Articles/Essays – Volume 42, No. 4

Brattle Street Elegy: My Personal Brand of Weirdness

In 1967 when I was eight years old, my family moved from Salt Lake to Cambridge. The building on Longfellow Park quickly became a symbol for what I had brought with me from Utah: a traditional faith and a culture that at first seemed at odds with the strange new world I encountered. 

It took a little while to be proud of that place. I blamed some of the culture shock I was feeling on that colonial architecture. It wasn’t the warm contemporary building that I was used to in the Federal Heights Ward in Salt Lake (another meetinghouse rare in its uniqueness and beauty). I remember absolutely dying of embarrassment when, at my mother’s behest, my carpool (not a churchgoer among them) would drop me off at the steps of the Cambridge Ward for Primary on Thursday afternoons. I was baptized there on a gray November Saturday afternoon, still homesick for Utah. 

But soon enough I figured out that being different was prized in the Harvard community of the late ’60s. I could embrace Mor monism as my personal brand of weirdness and be respected for it. 

I used the round glass window in the chapel to get me through sacrament meetings. (Remember when they were an hour and a half?!) You could count the squares, then divide them, rearrange them in your mind. There is a golden color of sacrament meeting light that came through the window that, in its own humble way was as unique as anything in a Venetian painting. 

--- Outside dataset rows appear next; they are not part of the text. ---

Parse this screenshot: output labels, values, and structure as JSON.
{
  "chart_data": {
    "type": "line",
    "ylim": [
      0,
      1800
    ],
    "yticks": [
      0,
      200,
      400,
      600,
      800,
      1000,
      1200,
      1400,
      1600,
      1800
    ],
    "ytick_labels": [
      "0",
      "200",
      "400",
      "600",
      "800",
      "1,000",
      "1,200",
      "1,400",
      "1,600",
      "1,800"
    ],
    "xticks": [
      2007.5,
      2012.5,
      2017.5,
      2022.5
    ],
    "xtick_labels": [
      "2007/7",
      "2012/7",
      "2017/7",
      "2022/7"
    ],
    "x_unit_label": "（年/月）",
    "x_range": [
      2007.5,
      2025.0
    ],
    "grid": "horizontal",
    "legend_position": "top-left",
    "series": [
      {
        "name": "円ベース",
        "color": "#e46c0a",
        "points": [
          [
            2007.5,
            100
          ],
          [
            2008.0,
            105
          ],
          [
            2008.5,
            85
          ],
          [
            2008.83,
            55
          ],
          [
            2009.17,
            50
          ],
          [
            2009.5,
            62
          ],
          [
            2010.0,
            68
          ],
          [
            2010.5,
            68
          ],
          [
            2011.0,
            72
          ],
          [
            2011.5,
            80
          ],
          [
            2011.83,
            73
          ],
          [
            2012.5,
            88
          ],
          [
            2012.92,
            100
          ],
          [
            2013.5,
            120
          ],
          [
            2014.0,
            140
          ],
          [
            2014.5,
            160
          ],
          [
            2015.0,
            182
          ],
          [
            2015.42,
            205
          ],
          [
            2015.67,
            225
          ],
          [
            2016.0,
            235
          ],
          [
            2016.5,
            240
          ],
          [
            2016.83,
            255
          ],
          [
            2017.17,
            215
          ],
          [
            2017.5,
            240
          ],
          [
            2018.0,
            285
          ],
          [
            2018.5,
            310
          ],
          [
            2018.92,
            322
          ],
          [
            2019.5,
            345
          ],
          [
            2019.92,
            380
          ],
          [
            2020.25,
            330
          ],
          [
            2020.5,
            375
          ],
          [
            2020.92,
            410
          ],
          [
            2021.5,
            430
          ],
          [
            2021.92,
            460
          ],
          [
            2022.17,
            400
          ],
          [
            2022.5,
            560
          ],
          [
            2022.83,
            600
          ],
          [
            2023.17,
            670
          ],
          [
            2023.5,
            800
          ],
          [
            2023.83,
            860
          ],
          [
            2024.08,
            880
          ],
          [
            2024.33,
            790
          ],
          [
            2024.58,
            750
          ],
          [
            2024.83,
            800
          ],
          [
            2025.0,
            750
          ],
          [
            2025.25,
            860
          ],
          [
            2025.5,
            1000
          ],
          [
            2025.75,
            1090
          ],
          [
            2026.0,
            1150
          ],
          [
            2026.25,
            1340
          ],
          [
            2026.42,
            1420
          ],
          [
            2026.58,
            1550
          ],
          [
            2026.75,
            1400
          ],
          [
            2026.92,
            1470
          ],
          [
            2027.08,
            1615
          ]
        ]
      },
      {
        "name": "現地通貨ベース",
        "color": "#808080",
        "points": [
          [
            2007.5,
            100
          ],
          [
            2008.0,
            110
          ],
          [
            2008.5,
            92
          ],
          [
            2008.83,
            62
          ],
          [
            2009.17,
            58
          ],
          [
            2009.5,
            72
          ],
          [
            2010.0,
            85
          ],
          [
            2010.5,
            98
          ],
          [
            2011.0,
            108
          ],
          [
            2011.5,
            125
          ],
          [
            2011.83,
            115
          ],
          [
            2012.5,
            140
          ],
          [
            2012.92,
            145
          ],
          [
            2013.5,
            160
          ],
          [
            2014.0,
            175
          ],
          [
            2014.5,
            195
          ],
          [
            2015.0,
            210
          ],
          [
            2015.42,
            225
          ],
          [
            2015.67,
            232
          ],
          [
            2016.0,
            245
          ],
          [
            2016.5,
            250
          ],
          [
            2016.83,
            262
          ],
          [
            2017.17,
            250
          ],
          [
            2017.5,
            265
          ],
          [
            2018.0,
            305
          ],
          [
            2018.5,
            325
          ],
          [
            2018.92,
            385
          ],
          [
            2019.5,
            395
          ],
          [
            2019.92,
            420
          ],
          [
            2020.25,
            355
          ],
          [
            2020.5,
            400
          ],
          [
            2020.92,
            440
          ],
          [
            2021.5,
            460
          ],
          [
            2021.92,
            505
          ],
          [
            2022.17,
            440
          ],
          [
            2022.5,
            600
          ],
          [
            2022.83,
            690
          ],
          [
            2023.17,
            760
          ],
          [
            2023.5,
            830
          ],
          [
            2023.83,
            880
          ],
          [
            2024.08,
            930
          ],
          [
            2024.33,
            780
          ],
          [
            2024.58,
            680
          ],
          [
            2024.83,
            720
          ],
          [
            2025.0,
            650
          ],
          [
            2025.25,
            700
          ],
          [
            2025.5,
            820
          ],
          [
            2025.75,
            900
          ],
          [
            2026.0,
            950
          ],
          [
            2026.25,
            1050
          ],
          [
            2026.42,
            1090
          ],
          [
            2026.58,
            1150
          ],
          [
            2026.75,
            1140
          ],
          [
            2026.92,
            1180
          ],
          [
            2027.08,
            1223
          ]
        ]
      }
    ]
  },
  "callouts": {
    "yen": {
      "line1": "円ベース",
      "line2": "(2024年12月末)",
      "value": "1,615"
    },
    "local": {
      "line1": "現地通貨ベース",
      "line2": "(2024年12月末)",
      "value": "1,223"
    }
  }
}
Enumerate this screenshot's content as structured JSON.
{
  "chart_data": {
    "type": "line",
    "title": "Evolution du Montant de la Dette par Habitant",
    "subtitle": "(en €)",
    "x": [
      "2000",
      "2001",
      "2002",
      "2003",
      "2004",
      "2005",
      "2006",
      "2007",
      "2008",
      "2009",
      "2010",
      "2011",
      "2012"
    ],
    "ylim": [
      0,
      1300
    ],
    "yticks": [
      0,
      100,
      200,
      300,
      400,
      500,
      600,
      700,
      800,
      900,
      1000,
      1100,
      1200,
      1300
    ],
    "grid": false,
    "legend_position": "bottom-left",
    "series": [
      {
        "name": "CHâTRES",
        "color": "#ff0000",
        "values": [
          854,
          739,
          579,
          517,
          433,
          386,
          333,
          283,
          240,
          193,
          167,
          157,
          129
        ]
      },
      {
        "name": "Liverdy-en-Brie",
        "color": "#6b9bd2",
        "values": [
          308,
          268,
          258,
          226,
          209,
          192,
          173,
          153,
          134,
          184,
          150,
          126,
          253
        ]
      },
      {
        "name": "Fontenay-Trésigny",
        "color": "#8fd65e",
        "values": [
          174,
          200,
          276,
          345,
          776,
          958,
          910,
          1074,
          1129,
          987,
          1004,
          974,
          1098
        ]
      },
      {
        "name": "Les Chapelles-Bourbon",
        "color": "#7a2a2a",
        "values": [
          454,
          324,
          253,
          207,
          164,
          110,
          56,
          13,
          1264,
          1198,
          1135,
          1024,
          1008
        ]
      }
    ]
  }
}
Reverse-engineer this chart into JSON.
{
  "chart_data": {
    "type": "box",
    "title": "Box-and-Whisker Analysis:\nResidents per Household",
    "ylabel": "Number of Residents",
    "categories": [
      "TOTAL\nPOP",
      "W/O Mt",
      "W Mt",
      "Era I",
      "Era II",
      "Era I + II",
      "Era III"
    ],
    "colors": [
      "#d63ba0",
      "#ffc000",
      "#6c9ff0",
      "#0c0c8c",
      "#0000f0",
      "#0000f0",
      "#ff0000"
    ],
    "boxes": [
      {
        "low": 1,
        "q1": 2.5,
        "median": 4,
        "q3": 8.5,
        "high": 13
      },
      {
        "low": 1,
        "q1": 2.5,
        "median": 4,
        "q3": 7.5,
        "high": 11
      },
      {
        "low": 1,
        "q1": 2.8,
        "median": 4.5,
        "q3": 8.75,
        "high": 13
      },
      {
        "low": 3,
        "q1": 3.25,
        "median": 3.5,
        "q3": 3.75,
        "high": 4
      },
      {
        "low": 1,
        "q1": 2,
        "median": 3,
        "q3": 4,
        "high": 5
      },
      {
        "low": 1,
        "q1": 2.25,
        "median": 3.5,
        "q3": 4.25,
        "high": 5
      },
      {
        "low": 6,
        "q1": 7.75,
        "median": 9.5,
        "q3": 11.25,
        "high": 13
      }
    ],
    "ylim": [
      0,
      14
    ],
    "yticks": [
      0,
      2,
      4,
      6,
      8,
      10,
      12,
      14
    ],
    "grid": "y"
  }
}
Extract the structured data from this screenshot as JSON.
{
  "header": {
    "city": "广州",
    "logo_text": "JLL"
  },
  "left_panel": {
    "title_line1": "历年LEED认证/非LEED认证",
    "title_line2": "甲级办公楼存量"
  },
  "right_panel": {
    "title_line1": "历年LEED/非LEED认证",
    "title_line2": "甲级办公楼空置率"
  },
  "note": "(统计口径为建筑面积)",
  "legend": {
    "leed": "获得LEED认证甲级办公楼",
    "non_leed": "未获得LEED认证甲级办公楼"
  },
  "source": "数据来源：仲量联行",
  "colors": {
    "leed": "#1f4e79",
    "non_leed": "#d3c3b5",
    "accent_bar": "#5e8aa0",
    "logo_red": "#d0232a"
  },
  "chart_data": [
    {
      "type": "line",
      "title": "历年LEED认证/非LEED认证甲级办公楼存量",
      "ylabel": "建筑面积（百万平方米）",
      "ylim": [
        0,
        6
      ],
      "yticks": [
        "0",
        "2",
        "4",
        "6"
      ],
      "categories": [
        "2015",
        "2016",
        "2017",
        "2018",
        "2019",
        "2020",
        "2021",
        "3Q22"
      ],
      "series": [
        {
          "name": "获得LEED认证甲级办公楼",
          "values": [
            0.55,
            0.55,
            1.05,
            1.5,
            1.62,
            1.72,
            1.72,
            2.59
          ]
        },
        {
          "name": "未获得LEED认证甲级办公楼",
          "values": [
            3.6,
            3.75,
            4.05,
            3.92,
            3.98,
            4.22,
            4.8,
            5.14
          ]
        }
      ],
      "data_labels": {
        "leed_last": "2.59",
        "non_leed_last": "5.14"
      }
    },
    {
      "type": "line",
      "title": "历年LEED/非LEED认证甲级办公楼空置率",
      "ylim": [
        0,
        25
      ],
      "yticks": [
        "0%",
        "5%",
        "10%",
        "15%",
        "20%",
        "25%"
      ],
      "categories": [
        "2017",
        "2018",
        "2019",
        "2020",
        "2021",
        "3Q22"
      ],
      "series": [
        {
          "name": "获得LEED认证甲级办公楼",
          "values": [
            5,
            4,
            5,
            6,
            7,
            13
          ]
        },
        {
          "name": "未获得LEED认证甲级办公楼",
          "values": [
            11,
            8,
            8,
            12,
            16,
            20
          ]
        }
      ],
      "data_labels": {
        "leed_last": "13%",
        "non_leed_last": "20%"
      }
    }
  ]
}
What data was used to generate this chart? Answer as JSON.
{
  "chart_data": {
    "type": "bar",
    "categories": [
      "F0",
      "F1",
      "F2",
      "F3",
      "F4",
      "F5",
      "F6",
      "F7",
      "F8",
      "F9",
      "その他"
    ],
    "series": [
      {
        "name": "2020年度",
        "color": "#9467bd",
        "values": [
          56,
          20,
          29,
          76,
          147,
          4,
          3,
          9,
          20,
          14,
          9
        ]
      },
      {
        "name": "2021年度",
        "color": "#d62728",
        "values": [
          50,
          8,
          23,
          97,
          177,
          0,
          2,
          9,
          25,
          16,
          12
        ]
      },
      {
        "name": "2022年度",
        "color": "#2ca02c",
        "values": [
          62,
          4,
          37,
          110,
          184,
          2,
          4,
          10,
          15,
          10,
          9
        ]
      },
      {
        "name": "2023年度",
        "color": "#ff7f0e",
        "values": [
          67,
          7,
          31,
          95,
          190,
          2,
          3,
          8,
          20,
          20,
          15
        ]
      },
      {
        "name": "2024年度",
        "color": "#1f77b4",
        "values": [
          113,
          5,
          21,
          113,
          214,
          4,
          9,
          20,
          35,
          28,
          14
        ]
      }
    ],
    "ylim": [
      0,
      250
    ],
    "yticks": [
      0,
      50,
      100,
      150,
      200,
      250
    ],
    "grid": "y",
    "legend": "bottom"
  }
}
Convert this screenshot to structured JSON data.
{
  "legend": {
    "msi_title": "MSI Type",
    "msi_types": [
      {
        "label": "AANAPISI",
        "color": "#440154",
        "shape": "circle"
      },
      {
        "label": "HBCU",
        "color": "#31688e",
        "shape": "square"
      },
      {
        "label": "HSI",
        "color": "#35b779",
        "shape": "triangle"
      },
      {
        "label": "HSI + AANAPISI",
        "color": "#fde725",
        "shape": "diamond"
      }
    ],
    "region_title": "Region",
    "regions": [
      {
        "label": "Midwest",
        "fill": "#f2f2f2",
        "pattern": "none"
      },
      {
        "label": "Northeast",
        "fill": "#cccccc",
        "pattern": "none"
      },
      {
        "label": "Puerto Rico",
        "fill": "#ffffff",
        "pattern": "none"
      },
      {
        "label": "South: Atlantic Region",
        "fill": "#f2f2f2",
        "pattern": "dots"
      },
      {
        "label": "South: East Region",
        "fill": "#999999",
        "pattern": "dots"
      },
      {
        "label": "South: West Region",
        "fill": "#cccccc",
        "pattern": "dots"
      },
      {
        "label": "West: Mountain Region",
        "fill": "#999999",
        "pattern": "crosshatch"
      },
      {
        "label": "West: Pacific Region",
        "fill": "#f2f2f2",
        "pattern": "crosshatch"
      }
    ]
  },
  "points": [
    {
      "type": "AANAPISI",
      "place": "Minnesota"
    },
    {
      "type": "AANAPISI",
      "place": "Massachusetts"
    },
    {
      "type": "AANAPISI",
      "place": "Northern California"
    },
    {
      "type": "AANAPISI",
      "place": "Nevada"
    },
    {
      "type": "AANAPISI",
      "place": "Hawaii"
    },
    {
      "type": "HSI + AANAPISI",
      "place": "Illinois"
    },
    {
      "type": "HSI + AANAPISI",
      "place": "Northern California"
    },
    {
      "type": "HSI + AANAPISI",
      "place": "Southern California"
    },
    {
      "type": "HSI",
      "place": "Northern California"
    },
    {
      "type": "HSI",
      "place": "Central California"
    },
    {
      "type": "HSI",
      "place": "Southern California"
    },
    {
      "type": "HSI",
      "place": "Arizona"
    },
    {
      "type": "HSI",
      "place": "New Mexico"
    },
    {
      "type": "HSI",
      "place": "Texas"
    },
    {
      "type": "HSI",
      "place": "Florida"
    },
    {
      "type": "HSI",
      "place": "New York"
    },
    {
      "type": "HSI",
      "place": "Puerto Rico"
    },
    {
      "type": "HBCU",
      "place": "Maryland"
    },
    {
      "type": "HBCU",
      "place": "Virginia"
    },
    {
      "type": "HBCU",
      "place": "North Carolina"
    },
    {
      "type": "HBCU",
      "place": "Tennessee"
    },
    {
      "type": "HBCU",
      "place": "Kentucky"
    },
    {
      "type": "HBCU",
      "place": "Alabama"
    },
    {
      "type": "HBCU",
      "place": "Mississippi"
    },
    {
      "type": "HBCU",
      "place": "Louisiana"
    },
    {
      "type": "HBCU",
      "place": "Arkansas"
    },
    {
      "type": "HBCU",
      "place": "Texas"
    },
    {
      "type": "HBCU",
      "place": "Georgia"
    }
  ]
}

Blessed are the children that get to grow up in student wards. Sure, our numbers were often few, but we got the very best teachers and role models you could ever ask for. I wanted to grow up and be like all those graduate students: loyal, smart, and always asking questions. These busy people not only taught us the gospel but coached us through roadshows on the stage, readied ungraceful teenagers for dance festivals, decorated the gym for dances … Thank you Connie Cannon, Diane Wilcox, Hal Miller, Cheryll and Dean May, Kathryn Kimball, Sandra Buys, Val Wise. One of my fondest memories in the gym was my Beehive basketball team’s Billy Jean King-inspired challenge to the Scouts. After several weeks of intense practice with coach Randy Wise, we were sure we could beat the boys. The media was alerted. On game night we came charging out with Helen Reddy’s voice blaring. We lost. With honor! 

It was always special to sing “I Heard the Bells on Christmas Day” in the Cambridge chapel, knowing that Longfellow wrote the text right next door. The choruses from Messiah I have memorized were learned in the chapel choir seats under the direction of Judy Dushku. And who out there was lucky enough to hear the amazing performance of Bach’s Mass in B Minor on Easter Sunday in 1981? (Thank you, Paul Dredge!) In addition to filling every choir seat, we squeezed a fine orchestra, including two beautiful kettle drums, around the piano and the sacrament table. Tympani in a sacrament meeting! Only in Cambridge. 

I ended up being a Harvard student myself; and no matter what chaos was going on in my life, the Sunday walk along Memorial Drive from Eliot House to Longfellow Park was always therapeutic. When the guy I’d been dating for two years finally said, “I think we’d better see the missionaries,” it wasn’t long before he was baptized in the Cambridge font. Our last calling before leaving Cambridge was Primary music in that sweet little room upstairs with the teeny little pews. My favorite Sunday was reenacting the First Vision where a little female Sunbeam was cast as God the Father.